Organised by Goldsmiths Housing Action (GHA), a group run by undergraduate and postgraduate students alike, the protest aimed to raise awareness of a number of problems people deal with in their halls of residence – and fight for them to be put right.
Clementine Boucher, who is a part of GHA and acted as the afternoon’s chief spokesperson, said: “Our main aim is to achieve something, with the limited resources that we have, and make sure that the institution we participate in everyday actually stands up, takes responsibility for their actions and doesn’t become involved in social cleansing.”
Ms Boucher, who is studying at Goldsmiths for an MA in Cultural Studies, also said that GHA is struggling to get the recognition from the university that it so desperately needs, because “they seem to enjoy putting barriers up in every group’s path – especially bureaucratic ones.”
Students at Goldsmiths have been reporting issues with their halls “for years”, Ms Boucher said, with complaints detailing concerns such as “rodent infestation, sewage leaks and ceiling collapses.”
Eryn Martin, a first year at the liberal arts college who lives in Chesterman House, one of its halls of residence, said: “My main issue is with security – which is nothing compared to some of the other problems people face in different blocks.”
Martin said the staff at Chesterman House have a “complete lack of respect for students” when issues are voiced.
A key objective of the demonstration was to fight the ongoing privatisation of student accommodation, which Goldsmiths has been privy to over the past few years.

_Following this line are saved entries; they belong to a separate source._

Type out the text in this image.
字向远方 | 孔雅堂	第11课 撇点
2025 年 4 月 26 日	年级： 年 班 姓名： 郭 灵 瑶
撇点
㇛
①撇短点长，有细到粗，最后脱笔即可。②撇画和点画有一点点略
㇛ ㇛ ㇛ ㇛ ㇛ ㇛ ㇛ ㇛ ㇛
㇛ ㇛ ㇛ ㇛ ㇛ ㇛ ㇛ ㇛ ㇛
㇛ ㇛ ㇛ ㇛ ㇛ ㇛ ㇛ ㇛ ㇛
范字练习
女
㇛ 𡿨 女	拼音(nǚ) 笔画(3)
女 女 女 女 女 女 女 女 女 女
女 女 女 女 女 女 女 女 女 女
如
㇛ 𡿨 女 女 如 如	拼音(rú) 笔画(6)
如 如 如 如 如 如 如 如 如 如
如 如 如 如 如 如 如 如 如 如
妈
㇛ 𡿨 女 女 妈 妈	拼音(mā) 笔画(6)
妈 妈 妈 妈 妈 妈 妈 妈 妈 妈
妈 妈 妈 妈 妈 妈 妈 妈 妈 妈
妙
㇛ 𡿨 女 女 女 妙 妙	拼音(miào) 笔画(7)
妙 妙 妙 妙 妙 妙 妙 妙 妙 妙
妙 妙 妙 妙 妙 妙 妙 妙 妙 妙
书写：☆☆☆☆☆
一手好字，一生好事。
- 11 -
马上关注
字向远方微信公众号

By introducing Campus Living Villages (CLV), Ms Boucher said rents have not only been allowed to “skyrocket”, but Goldsmiths can – and have been allowed to “take a back seat” when it comes to all student complaints, because the halls “are no longer in-house.”
The cost of living in halls such as Surrey House has increased from £111 per week in 2013/14, to £162 per week in 2018/19; in Chesterman House, rent now costs £187 per week, compared to £133 in 2013/14.
As well as the de-privatisation of halls, GHA also demand that rent in student halls be cut to 50% of the average London maintenance loan, Goldsmiths resolve existing faults, compensate students for affected by poor housing conditions and improve all halls of residence conditions, so they meet Shelter’s “Living Home Standard”.
Ms Boucher said “We’ll continue to make them hear us by disrupting open days, intensifying our actions and doing whatever it takes to make them listen.”
In the past, the university has been known to gift students £50 vouchers instead of paying them back for issues which affected their standard of living.
A spokesperson for Goldsmiths said: “We understand housing in London can be a real issue which is why we offer some of the most affordable halls accommodation in London – with rooms starting at £118 a week inclusive of bills, contents insurance and WiFi. Nine out of ten rooms are below the average price for London student accommodation.
“Without the agreement with CLV these halls would not have been extended and extensively refurbished to meet the needs of students. CLV has spent £12m on this work since 2016, money that the College does not have at its disposal.”